Marcel Proulx
Marcel Proulx

Le PLC devra faire un examen de conscience, selon Proulx

Louis Lafortune
Louis Lafortune
Le Droit
Bien qu'il soit fier de sa victoire convaincante par 8000 voix, le député libéral de Hull-Aylmer, Marcel Proulx, regarde la réalité en face: le parti devra faire un examen de conscience approfondi, incluant la question du leadership de Stéphane Dion.
«On n'a pas le choix. On a perdu autour de 25 sièges au Canada. On n'a fait aucun gain au Québec, sauf le comté de Papineau avec Justin Trudeau. Il y a quelque chose qui n'a pas marché. On a perdu des collègues importants», déclare M. Proulx, le seul libéral élu à l'extérieur du Montréal métropolitain au Québec.
Le Parti libéral du Canada détient en fait 76 sièges, 27 de moins qu'en 2006. Dans la région d'Ottawa, le PLC a trois députés – tout un contraste avec l'ère de Jean Chrétien, lorsque le parti avait raflé la presque totalité du territoire de la capitale fédéral.
Marcel Proulx, qui avait appuyé le leadership de Michael Ignatieff, ne va pas jusqu'à dire que M. Dion doit partir. Il est cependant normal, dit-il, de faire un post mortem.
«La seule chose que l'on ne peut pas remettre en question, c'est le nom du parti. Est-ce que ça va vouloir dire que le chef doit partir ? On verra. Est-ce que ça va vouloir dire que l'on doit changer nos politiques et être plus au centre ? On verra.
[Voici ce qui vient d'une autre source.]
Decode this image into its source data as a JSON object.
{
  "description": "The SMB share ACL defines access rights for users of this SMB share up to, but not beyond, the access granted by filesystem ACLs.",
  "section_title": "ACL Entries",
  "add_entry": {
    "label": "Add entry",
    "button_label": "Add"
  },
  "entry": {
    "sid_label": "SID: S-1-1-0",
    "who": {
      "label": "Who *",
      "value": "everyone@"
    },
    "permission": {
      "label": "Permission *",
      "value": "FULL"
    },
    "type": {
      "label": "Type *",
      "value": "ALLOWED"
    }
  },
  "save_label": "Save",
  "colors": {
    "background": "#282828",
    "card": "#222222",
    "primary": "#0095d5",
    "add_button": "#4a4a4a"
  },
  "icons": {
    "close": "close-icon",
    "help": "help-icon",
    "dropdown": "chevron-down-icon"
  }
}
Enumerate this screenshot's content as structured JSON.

Ça va être un examen de conscience de groupe.»
Le PLC devait tenir son congrès biennal en décembre, mais la rencontre a été remise à mai 2009, date où M. Dion devra subir un vote de confiance.
David McGuinty, qui été réélu député libéral d'Ottawa-Sud, est d'accord qu'il faut réexaminer la performance d'un parti, mais cela ne s'applique pas qu'aux libéraux et leur chef.
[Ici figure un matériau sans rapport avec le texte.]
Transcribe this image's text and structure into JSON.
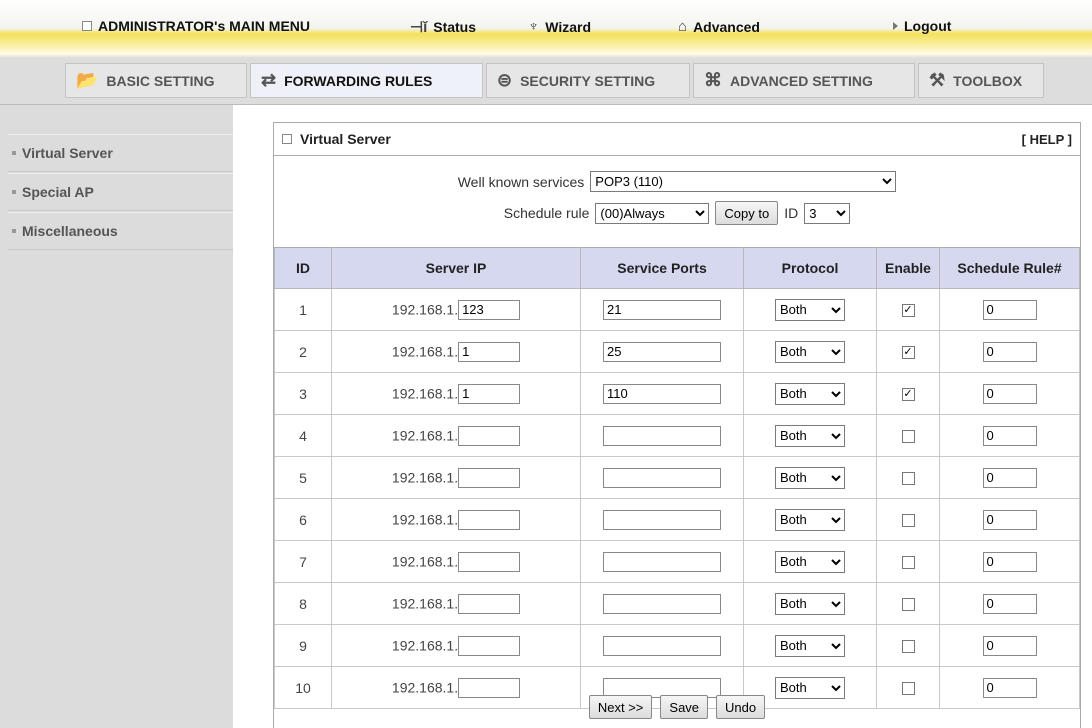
{
  "topmenu": {
    "admin": "ADMINISTRATOR's MAIN MENU",
    "status": "Status",
    "wizard": "Wizard",
    "advanced": "Advanced",
    "logout": "Logout"
  },
  "subnav": {
    "tabs": [
      {
        "label": "BASIC SETTING",
        "icon": "folder-icon"
      },
      {
        "label": "FORWARDING RULES",
        "icon": "arrows-icon"
      },
      {
        "label": "SECURITY SETTING",
        "icon": "lock-icon"
      },
      {
        "label": "ADVANCED SETTING",
        "icon": "wrench-icon"
      },
      {
        "label": "TOOLBOX",
        "icon": "toolbox-icon"
      }
    ],
    "active": "FORWARDING RULES"
  },
  "sidebar": {
    "items": [
      {
        "label": "Virtual Server"
      },
      {
        "label": "Special AP"
      },
      {
        "label": "Miscellaneous"
      }
    ]
  },
  "panel": {
    "title": "Virtual Server",
    "help": "[ HELP ]",
    "well_known_label": "Well known services",
    "well_known_value": "POP3 (110)",
    "schedule_label": "Schedule rule",
    "schedule_value": "(00)Always",
    "copy_to": "Copy to",
    "id_label": "ID",
    "id_value": "3"
  },
  "table": {
    "headers": [
      "ID",
      "Server IP",
      "Service Ports",
      "Protocol",
      "Enable",
      "Schedule Rule#"
    ],
    "ip_prefix": "192.168.1.",
    "rows": [
      {
        "id": "1",
        "ip": "123",
        "port": "21",
        "protocol": "Both",
        "enable": true,
        "sched": "0"
      },
      {
        "id": "2",
        "ip": "1",
        "port": "25",
        "protocol": "Both",
        "enable": true,
        "sched": "0"
      },
      {
        "id": "3",
        "ip": "1",
        "port": "110",
        "protocol": "Both",
        "enable": true,
        "sched": "0"
      },
      {
        "id": "4",
        "ip": "",
        "port": "",
        "protocol": "Both",
        "enable": false,
        "sched": "0"
      },
      {
        "id": "5",
        "ip": "",
        "port": "",
        "protocol": "Both",
        "enable": false,
        "sched": "0"
      },
      {
        "id": "6",
        "ip": "",
        "port": "",
        "protocol": "Both",
        "enable": false,
        "sched": "0"
      },
      {
        "id": "7",
        "ip": "",
        "port": "",
        "protocol": "Both",
        "enable": false,
        "sched": "0"
      },
      {
        "id": "8",
        "ip": "",
        "port": "",
        "protocol": "Both",
        "enable": false,
        "sched": "0"
      },
      {
        "id": "9",
        "ip": "",
        "port": "",
        "protocol": "Both",
        "enable": false,
        "sched": "0"
      },
      {
        "id": "10",
        "ip": "",
        "port": "",
        "protocol": "Both",
        "enable": false,
        "sched": "0"
      }
    ]
  },
  "buttons": {
    "next": "Next >>",
    "save": "Save",
    "undo": "Undo"
  }
}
«Si le Parti libéral a une analyse à faire, le Parti conservateur à un doctorat à faire. Trois fois de suite, M. Harper n'a pas été capable d'obtenir de majorité au Canada. Ça indique clairement que la majorité des Canadiens s'opposent à ses politiques.»
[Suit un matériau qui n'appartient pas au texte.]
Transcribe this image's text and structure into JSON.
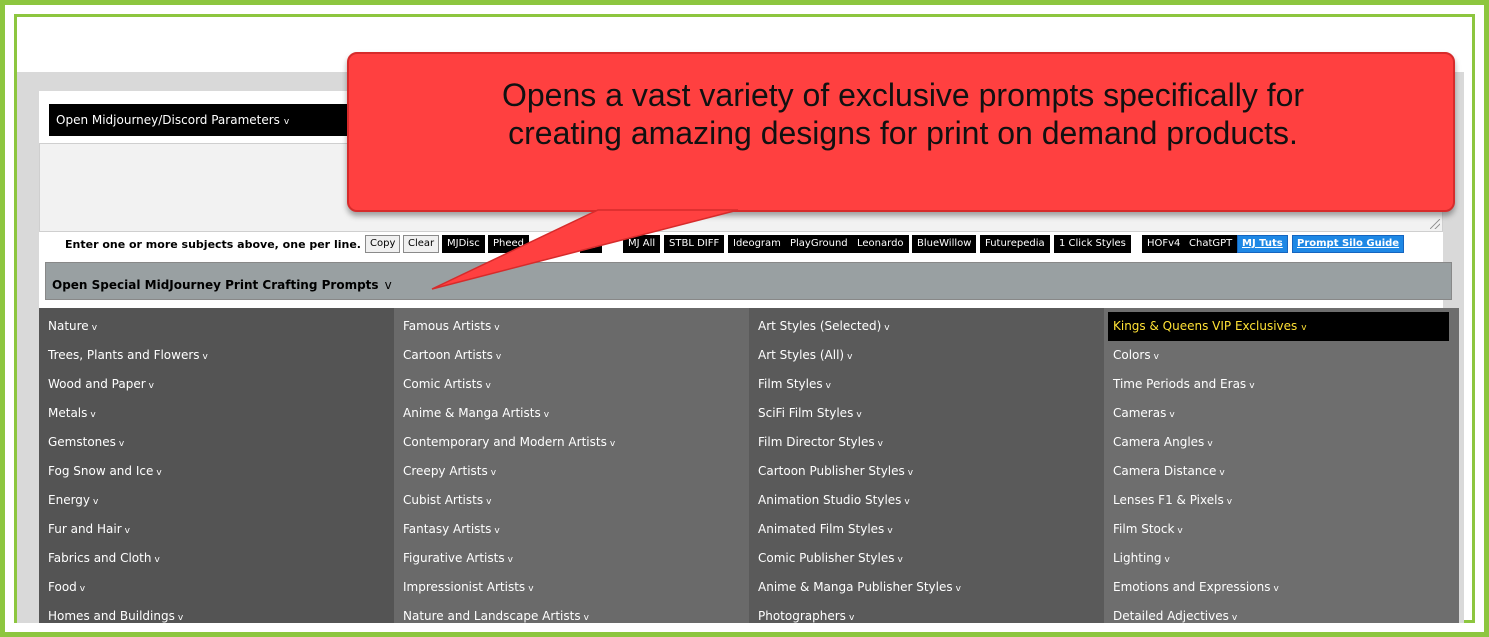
{
  "params_bar": {
    "label": "Open Midjourney/Discord Parameters",
    "chevron": "v"
  },
  "subjects": {
    "value": ""
  },
  "hint": "Enter one or more subjects above, one per line.",
  "buttons": {
    "copy": "Copy",
    "clear": "Clear",
    "mjdisc": "MJDisc",
    "pheedback": "Pheed",
    "hidden": "MJ",
    "mjall": "MJ All",
    "stbl_diff": "STBL DIFF",
    "ideogram": "Ideogram",
    "playground": "PlayGround",
    "leonardo": "Leonardo",
    "bluewillow": "BlueWillow",
    "futurepedia": "Futurepedia",
    "one_click": "1 Click Styles",
    "hofv4": "HOFv4",
    "chatgpt": "ChatGPT",
    "mj_tuts": "MJ Tuts",
    "silo_guide": "Prompt Silo Guide"
  },
  "print_bar": {
    "label": "Open Special MidJourney Print Crafting Prompts",
    "chevron": "v"
  },
  "columns": [
    [
      "Nature",
      "Trees, Plants and Flowers",
      "Wood and Paper",
      "Metals",
      "Gemstones",
      "Fog Snow and Ice",
      "Energy",
      "Fur and Hair",
      "Fabrics and Cloth",
      "Food",
      "Homes and Buildings"
    ],
    [
      "Famous Artists",
      "Cartoon Artists",
      "Comic Artists",
      "Anime & Manga Artists",
      "Contemporary and Modern Artists",
      "Creepy Artists",
      "Cubist Artists",
      "Fantasy Artists",
      "Figurative Artists",
      "Impressionist Artists",
      "Nature and Landscape Artists"
    ],
    [
      "Art Styles (Selected)",
      "Art Styles (All)",
      "Film Styles",
      "SciFi Film Styles",
      "Film Director Styles",
      "Cartoon Publisher Styles",
      "Animation Studio Styles",
      "Animated Film Styles",
      "Comic Publisher Styles",
      "Anime & Manga Publisher Styles",
      "Photographers"
    ],
    [
      "Kings & Queens VIP Exclusives",
      "Colors",
      "Time Periods and Eras",
      "Cameras",
      "Camera Angles",
      "Camera Distance",
      "Lenses F1 & Pixels",
      "Film Stock",
      "Lighting",
      "Emotions and Expressions",
      "Detailed Adjectives"
    ]
  ],
  "chevron": "v",
  "callout": {
    "line1": "Opens a vast variety of exclusive prompts specifically for",
    "line2": "creating amazing designs for print on demand products."
  },
  "colors": {
    "frame_green": "#8dc63f",
    "callout_red": "#ff4040",
    "vip_yellow": "#ffe135",
    "link_blue": "#1e88e5"
  }
}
Quant au retour aux Communes prévu cet automne, Marcel Proulx croit que M. Harper devra faire preuve de davantage d'ouverture.
«Il n'a pas le choix. Il a déclenché des élections en disant que son gouvernement minoritaire ne pouvait plus avancer car le parlement était dysfonctionnel. Il a risqué le tout et il se retrouve avec le même résultat. Il va devoir changer ses façons de faire.»
M. McGuinty, lui, ne s'attend pas à un changement de ton, ni de tactique de la part des conservateurs.
«C'est à M. Harper de décider s'il va continuer de la même manière, ou s'il va mettre un peu d'eau dans son vin et accepter qu'il a encore un gouvernement minoritaire.»